Monday/Thursday Night Football ?

Does each NFL team get an equal number of Monday/Night games? If not how are teams chosen?

The year Monday night football started each team played exactly once. There were then 26 teams and a 14 week schedule. There was no Monday night game the the last week of the season though at some early point ABC got a Saturday night game the last week. This was at least in part due to TV contracts. ABC didn’t want the dregs and NBC and CBS didn’t want to give up too much. The original contract was negotiated just as teh merger was taking place.

I don’t know how long the practice lasted, but certainly Monday night moved to more marque games after a while.

Monday and Thursday are scheduled before the season starts, usually big games (or games they expect to be big) get those slots. As far as I know there’s no rule that all teams are guaranteed a prime time slot. Sunday night games can be flex scheduled as the season plays out-- surprise teams can make their way into primetime.

Under the current NFL policy, each team gets a Thursday night game at some point during the season. They’re trying to make more of these division games to make them more “meaningful”.

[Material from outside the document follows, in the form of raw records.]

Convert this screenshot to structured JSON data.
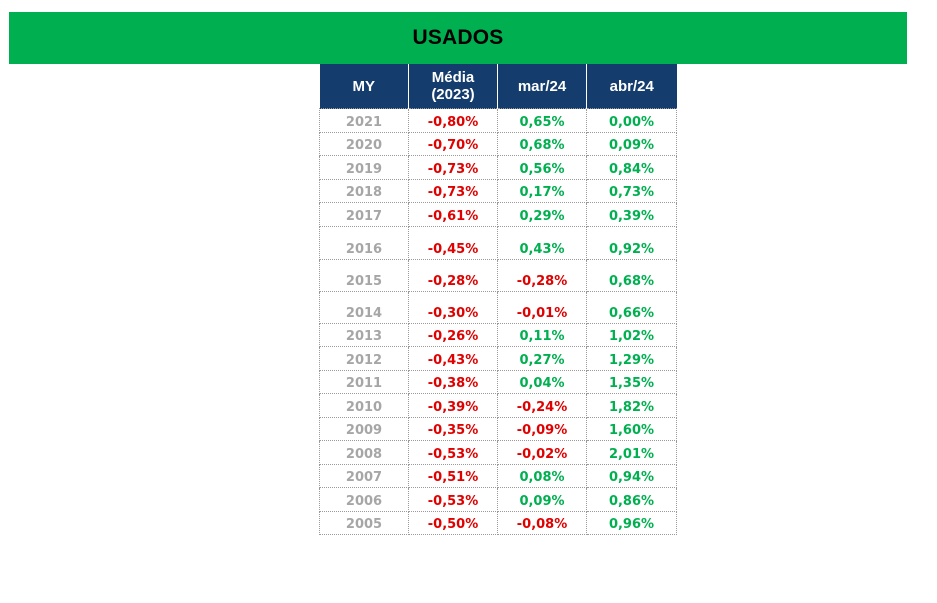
{
  "title": "USADOS",
  "colors": {
    "banner": "#00b050",
    "header": "#143c6c",
    "negative": "#e00000",
    "positive": "#00b050",
    "year_text": "#a6a6a6"
  },
  "table": {
    "headers": [
      "MY",
      "Média (2023)",
      "mar/24",
      "abr/24"
    ],
    "rows": [
      {
        "my": "2021",
        "media": "-0,80%",
        "mar": "0,65%",
        "abr": "0,00%"
      },
      {
        "my": "2020",
        "media": "-0,70%",
        "mar": "0,68%",
        "abr": "0,09%"
      },
      {
        "my": "2019",
        "media": "-0,73%",
        "mar": "0,56%",
        "abr": "0,84%"
      },
      {
        "my": "2018",
        "media": "-0,73%",
        "mar": "0,17%",
        "abr": "0,73%"
      },
      {
        "my": "2017",
        "media": "-0,61%",
        "mar": "0,29%",
        "abr": "0,39%"
      },
      {
        "my": "2016",
        "media": "-0,45%",
        "mar": "0,43%",
        "abr": "0,92%"
      },
      {
        "my": "2015",
        "media": "-0,28%",
        "mar": "-0,28%",
        "abr": "0,68%"
      },
      {
        "my": "2014",
        "media": "-0,30%",
        "mar": "-0,01%",
        "abr": "0,66%"
      },
      {
        "my": "2013",
        "media": "-0,26%",
        "mar": "0,11%",
        "abr": "1,02%"
      },
      {
        "my": "2012",
        "media": "-0,43%",
        "mar": "0,27%",
        "abr": "1,29%"
      },
      {
        "my": "2011",
        "media": "-0,38%",
        "mar": "0,04%",
        "abr": "1,35%"
      },
      {
        "my": "2010",
        "media": "-0,39%",
        "mar": "-0,24%",
        "abr": "1,82%"
      },
      {
        "my": "2009",
        "media": "-0,35%",
        "mar": "-0,09%",
        "abr": "1,60%"
      },
      {
        "my": "2008",
        "media": "-0,53%",
        "mar": "-0,02%",
        "abr": "2,01%"
      },
      {
        "my": "2007",
        "media": "-0,51%",
        "mar": "0,08%",
        "abr": "0,94%"
      },
      {
        "my": "2006",
        "media": "-0,53%",
        "mar": "0,09%",
        "abr": "0,86%"
      },
      {
        "my": "2005",
        "media": "-0,50%",
        "mar": "-0,08%",
        "abr": "0,96%"
      }
    ]
  }
}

No team is guaranteed a Monday night or Sunday night game but no team is going to have too many such games in a season, either.

There’s also a couple Saturday games this year in week 16, which is the week before Christmas.

Detroit and Dallas always play at home on Thanksgiving, so they’re always going to have a Thursday game, even before Thursday night football became a thing.

With a full Thursday night schedule, each team gets stuck with a Thursday game. Monday and Sunday night games are different. The networks try to pick games that will guarantee good ratings and sometimes competitive games. Bad ratings teams will rarely have a Sunday or Thursday night game unless they’re playing a powerhouse team. You’ll almost never see a Buffalo Bills, Jacksonville Jaguars, or Tennessee Titans game on a Monday or Sunday night unless they’re playing a team known to draw good ratings.

What they’ve done is taken already terrible games (where the first team to score wins, or at least that’s been the pattern this season) and make them more important by putting divisional games on a short week. It winds up being terrible, yet important football.

The Rams didn’t play in a single MNF football game from November 1991 (when they were still in Los Angeles) until September 2000 (after they won the Super Bowl.)

The longest current streak is the Buffalo Bills, whose last MNF appearance was the opening game in 2009.